Breast cancer mortality among women less than 60 years old decreased by 25% to 30% over the twenty-two year period, with statistically significant decreases in the age-specific mortality rate of 2% to 4% per year from 1985 to 1994 (Table 3.2). From 1973 to 1985, the mortality rate among women 60 years old and older increased somewhat, especially among women 70 to 79 years old. Since 1985, the mortality rate among women 60 to 69 years old has declined by about 20%, with a statistically significant decrease of about 2.5% per year. The mortality rate among women 70-79 years old decreased by 10% and showed a statistically significant downward trend of about 1.5% per year since 1985, while women 80 years old and older are still showing a slight, but not statistically significant, increase in mortality.
It is difficult to examine long-term trends in mortality by race/ethnicity in California, since death certificates in this state did not consistently identify persons of Hispanic ethnicity until 1985. Race-specific trends in breast cancer mortality are shown in Table 3.3 and Figure 3.3 for the ten-year period 1985-1994. In general, lower mortality rates among Asian/Other and Hispanic women reflect lower breast cancer incidence rates in these two groups compared to black and non-Hispanic white women (3).
Over the ten-year period, non-Hispanic white women showed a fairly consistent and statistically significant decrease in breast cancer mortality of about 2.1% per year. Rates among the other three race/ethnic groups are somewhat unstable, and none of the ten-year trends are statistically significant. However, breast cancer mortality among black and Hispanic women decreased by about one percent per year on average.

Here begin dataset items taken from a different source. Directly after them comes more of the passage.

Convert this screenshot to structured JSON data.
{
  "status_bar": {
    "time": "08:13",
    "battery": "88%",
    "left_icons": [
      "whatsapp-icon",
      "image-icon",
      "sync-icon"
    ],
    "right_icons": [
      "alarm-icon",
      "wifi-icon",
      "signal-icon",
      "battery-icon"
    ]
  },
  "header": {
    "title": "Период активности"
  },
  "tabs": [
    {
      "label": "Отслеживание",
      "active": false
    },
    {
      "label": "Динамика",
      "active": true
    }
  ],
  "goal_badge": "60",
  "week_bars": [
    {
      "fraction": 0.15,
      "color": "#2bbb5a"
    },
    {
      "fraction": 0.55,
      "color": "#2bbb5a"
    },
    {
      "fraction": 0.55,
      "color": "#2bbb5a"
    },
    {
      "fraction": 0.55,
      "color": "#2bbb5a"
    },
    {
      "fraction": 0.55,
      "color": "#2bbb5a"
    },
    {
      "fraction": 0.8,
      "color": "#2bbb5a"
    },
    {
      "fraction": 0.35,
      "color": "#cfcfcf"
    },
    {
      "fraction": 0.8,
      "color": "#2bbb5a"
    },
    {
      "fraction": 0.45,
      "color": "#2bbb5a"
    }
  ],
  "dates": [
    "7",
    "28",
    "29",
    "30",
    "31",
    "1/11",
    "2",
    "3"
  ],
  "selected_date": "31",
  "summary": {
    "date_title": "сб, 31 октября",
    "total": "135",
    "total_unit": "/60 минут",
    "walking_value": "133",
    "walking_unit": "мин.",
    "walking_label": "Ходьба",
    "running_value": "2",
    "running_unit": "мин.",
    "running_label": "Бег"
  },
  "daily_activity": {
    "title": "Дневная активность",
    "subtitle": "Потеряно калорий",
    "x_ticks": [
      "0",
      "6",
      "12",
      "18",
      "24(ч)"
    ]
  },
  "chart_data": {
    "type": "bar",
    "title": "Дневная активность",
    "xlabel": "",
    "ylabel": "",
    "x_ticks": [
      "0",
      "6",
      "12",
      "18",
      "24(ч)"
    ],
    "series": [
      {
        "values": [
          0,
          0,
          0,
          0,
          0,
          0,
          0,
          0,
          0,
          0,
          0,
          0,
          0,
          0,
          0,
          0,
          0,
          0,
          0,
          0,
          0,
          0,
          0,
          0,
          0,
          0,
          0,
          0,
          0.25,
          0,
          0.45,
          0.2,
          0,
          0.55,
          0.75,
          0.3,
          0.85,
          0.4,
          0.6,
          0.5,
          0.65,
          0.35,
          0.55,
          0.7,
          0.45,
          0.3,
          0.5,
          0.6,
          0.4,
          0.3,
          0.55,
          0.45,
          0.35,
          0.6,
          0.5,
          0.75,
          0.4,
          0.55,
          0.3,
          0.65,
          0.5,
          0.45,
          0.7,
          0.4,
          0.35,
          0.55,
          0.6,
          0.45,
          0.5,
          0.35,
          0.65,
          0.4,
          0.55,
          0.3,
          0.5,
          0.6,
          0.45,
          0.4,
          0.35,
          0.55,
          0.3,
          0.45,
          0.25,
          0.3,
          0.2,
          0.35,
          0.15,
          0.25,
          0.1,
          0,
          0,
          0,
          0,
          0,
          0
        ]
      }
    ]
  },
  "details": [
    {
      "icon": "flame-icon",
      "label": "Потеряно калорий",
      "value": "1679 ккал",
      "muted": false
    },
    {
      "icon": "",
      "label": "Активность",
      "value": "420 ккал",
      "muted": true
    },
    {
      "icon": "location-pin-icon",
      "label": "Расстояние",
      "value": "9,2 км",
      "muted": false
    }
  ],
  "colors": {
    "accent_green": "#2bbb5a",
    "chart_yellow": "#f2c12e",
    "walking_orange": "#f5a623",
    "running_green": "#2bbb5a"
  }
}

Historically, breast cancer mortality rates in California have been about five percent higher than in the United States as a whole (Figure 3.4). Since the mid-1980's, however, the rates have been approaching each other, as the nationwide rate increased slightly and the California rate began to decrease. Since 1988, the breast cancer mortality rate in California has been lower than in the nation as a whole, although data for the U.S. are not available for 1993 and 1994. This is consistent with data from the NCCC which show that breast cancer incidence rates in the Bay Area were about ten percent higher than in the SEER program until very recently (1).
Despite substantial increases in the breast cancer incidence rate during the early- and mid-1980's, the breast cancer mortality rate in California and in the United States as a whole has remained fairly stable over the last two decades. In California, the age-adjusted breast cancer mortality rate decreased by a statistically significant 2% per year on average from 1985 to 1994, and was about 15% lower in 1994 than in 1973. Women of all ages except those 80 years old and older have shown statistically significant decreases in breast cancer mortality in the last ten years.
A concerted public health effort has been undertaken in the past decade to improve knowledge about the importance of, access to and utilization of breast cancer screening. While more detailed analyses would be necessary to assess the relative contribution of changes in incidence, stage at diagnosis, treatment and cohort effects to the decrease in breast cancer mortality, it is likely that the successes of this public health effort have played a key role.